Furthermore, Table 2 shows the impact of increasing the number of threads in the results obtained by the proposed AQSP algorithm for a representative subset of sequences. When using 8 threads instead of 4, the global acceleration reaches 1.85\(\times \), with a BD rate of 4.79%. It is worth noting that the BD rate increases by 63%, while the acceleration increment of 19%, suggesting that increasing the number of threads may not always yield significant benefits.

Table 1 Results of the proposed AQSP algorithm for the QT search
Table 2 Impact of the number of threads used in the proposed AQSP algorithm

6 Comparison with state-of-the-art proposals

In this section, a comparative analysis of results with other parallel coding techniques published for VVC is presented. The primary focus of the evaluation is the achieved acceleration compared to the compression penalty introduced when compared to sequential coding as shown in Table 3.

In comparison with the proposal presented in [10], it is noteworthy that the proposed AQSP algorithm, while exhibiting a slightly higher BD rate and a marginally lower acceleration, introduces a crucial consideration. The proposal in [10] relies on the use of tiles, a technique demonstrated to result in significant subjective quality degradation attributable to the perceptible boundaries between them, as substantiated in [23] and [24]. This visual impairment goes unaccounted for in metrics like the BDR, which exclusively leverages objective quality assessments. The visual quality decline induced by the presence of tiles might potentially be mitigated through the application of filters.
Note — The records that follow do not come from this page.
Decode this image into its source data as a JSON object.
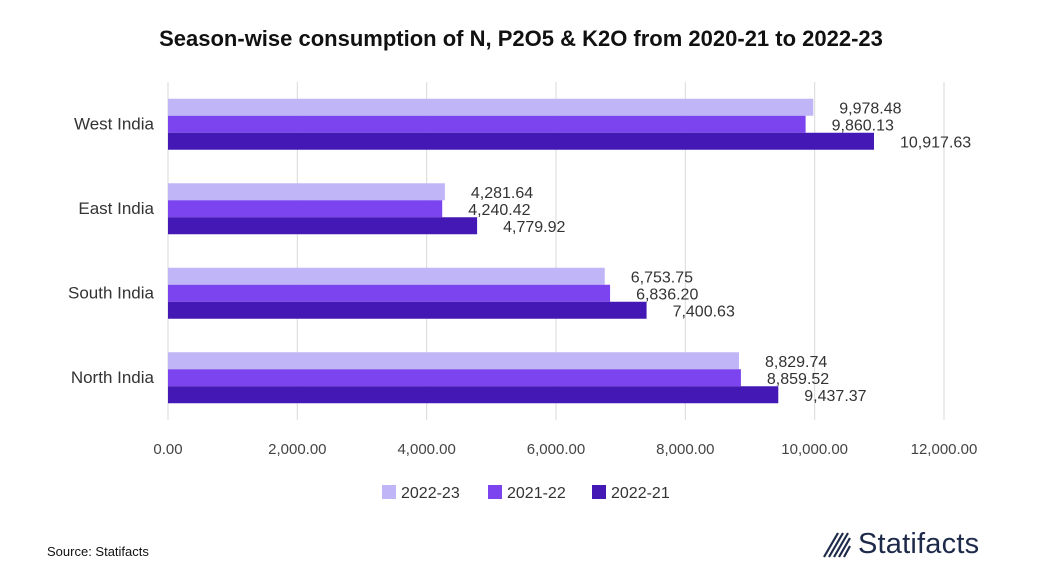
{
  "chart_data": {
    "type": "bar",
    "orientation": "horizontal",
    "title": "Season-wise consumption of N, P2O5 & K2O from 2020-21 to 2022-23",
    "categories": [
      "West India",
      "East India",
      "South India",
      "North India"
    ],
    "series": [
      {
        "name": "2022-23",
        "color": "#c0b6f7",
        "values": [
          9978.48,
          4281.64,
          6753.75,
          8829.74
        ],
        "labels": [
          "9,978.48",
          "4,281.64",
          "6,753.75",
          "8,829.74"
        ]
      },
      {
        "name": "2021-22",
        "color": "#7b44ee",
        "values": [
          9860.13,
          4240.42,
          6836.2,
          8859.52
        ],
        "labels": [
          "9,860.13",
          "4,240.42",
          "6,836.20",
          "8,859.52"
        ]
      },
      {
        "name": "2022-21",
        "color": "#4318b4",
        "values": [
          10917.63,
          4779.92,
          7400.63,
          9437.37
        ],
        "labels": [
          "10,917.63",
          "4,779.92",
          "7,400.63",
          "9,437.37"
        ]
      }
    ],
    "xlim": [
      0,
      12000
    ],
    "x_ticks": [
      "0.00",
      "2,000.00",
      "4,000.00",
      "6,000.00",
      "8,000.00",
      "10,000.00",
      "12,000.00"
    ],
    "grid": "vertical",
    "legend": "bottom"
  },
  "footer": {
    "source": "Source: Statifacts",
    "brand": "Statifacts"
  }
}
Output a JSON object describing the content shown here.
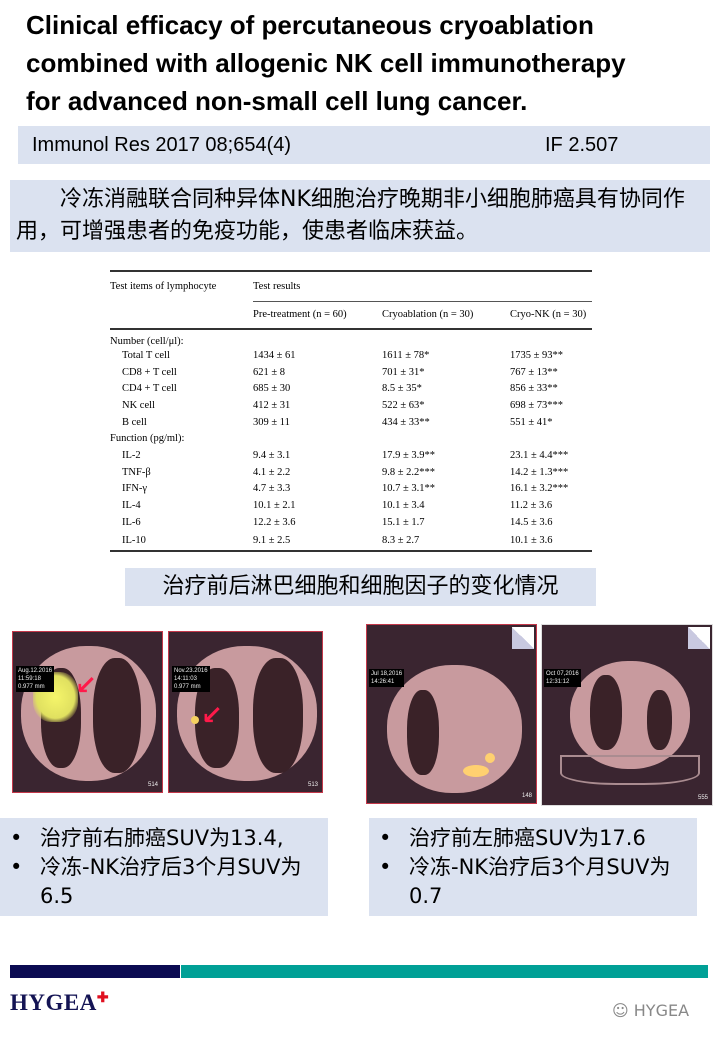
{
  "title": [
    "Clinical efficacy of percutaneous cryoablation",
    "combined with allogenic NK cell immunotherapy",
    "for advanced non-small cell lung cancer."
  ],
  "citation": {
    "journal": "Immunol Res 2017 08;654(4)",
    "impact_factor": "IF 2.507"
  },
  "summary": "冷冻消融联合同种异体NK细胞治疗晚期非小细胞肺癌具有协同作用，可增强患者的免疫功能，使患者临床获益。",
  "table": {
    "header_col1": "Test items of lymphocyte",
    "header_group": "Test results",
    "columns": [
      "Pre-treatment (n = 60)",
      "Cryoablation (n = 30)",
      "Cryo-NK (n = 30)"
    ],
    "sections": [
      {
        "label": "Number (cell/μl):",
        "rows": [
          [
            "Total T cell",
            "1434 ± 61",
            "1611 ± 78*",
            "1735 ± 93**"
          ],
          [
            "CD8 + T cell",
            "621 ± 8",
            "701 ± 31*",
            "767 ± 13**"
          ],
          [
            "CD4 + T cell",
            "685 ± 30",
            "8.5 ± 35*",
            "856 ± 33**"
          ],
          [
            "NK cell",
            "412 ± 31",
            "522 ± 63*",
            "698 ± 73***"
          ],
          [
            "B cell",
            "309 ± 11",
            "434 ± 33**",
            "551 ± 41*"
          ]
        ]
      },
      {
        "label": "Function (pg/ml):",
        "rows": [
          [
            "IL-2",
            "9.4 ± 3.1",
            "17.9 ± 3.9**",
            "23.1 ± 4.4***"
          ],
          [
            "TNF-β",
            "4.1 ± 2.2",
            "9.8 ± 2.2***",
            "14.2 ± 1.3***"
          ],
          [
            "IFN-γ",
            "4.7 ± 3.3",
            "10.7 ± 3.1**",
            "16.1 ± 3.2***"
          ],
          [
            "IL-4",
            "10.1 ± 2.1",
            "10.1 ± 3.4",
            "11.2 ± 3.6"
          ],
          [
            "IL-6",
            "12.2 ± 3.6",
            "15.1 ± 1.7",
            "14.5 ± 3.6"
          ],
          [
            "IL-10",
            "9.1 ± 2.5",
            "8.3 ± 2.7",
            "10.1 ± 3.6"
          ]
        ]
      }
    ]
  },
  "caption": "治疗前后淋巴细胞和细胞因子的变化情况",
  "images": [
    {
      "stamp": [
        "Aug.12.2016",
        "11:59:18",
        "0.977 mm"
      ],
      "corner": "514"
    },
    {
      "stamp": [
        "Nov.23.2016",
        "14:11:03",
        "0.977 mm"
      ],
      "corner": "513"
    },
    {
      "stamp": [
        "Jul 18,2016",
        "14:26:41"
      ],
      "corner": "148"
    },
    {
      "stamp": [
        "Oct 07,2016",
        "12:31:12"
      ],
      "corner": "555"
    }
  ],
  "bullets_left": [
    "治疗前右肺癌SUV为13.4,",
    "冷冻-NK治疗后3个月SUV为6.5"
  ],
  "bullets_right": [
    "治疗前左肺癌SUV为17.6",
    "冷冻-NK治疗后3个月SUV为0.7"
  ],
  "footer": {
    "logo": "HYGEA",
    "watermark": "HYGEA",
    "colors": {
      "navy": "#0b0b52",
      "teal": "#00a096"
    }
  }
}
However, that such filters are acknowledged for their computational intensity, thereby reducing the overall acceleration achieved by the that approach.

Given that [10] represents the sole state-of-the-art proposal for VVC providing results on parallelization, it becomes pertinent to consider HEVC parallelization proposals for comparative analysis. In this sense, most of these studies focus on the acceleration achieved, often neglecting to address the associated coding penalty. For instance, the authors in [25] report a noteworthy global acceleration of 10.32\(\times \) while using 64 threads to accelerate the HEVC encoder. This equates to a thread productivity metric (calculated as the achieved acceleration divided by the number of threads, meaning that the closer to 1.0, the better) of 0.16. In contrast, the proposed AQSP algorithm exhibits a thread productivity of 0.51 for 4 threads and 0.28 for 8 threads, demonstrating its competitive efficiency in parallel processing scenarios.

Table 3 Results of the proposed algorithm compared to state-of-the-art methods

7 Conclusions

This work proposes the AQSP algorithm, a parallel algorithm for fast traversal and encoding of the QT in the new VVC video coding standard. The algorithm distributes different nodes to be processed across multiple threads taking into consideration existing dependencies between nodes to minimize encoding efficiency penalties and broken dependencies due to parallelism. The results show that the proposed algorithm accelerates the original VTM 20.0 encoder by 2.04\(\times \), resulting in a 51.0% reduction in encoding time, with a negligible BDR penalty of 5.11%.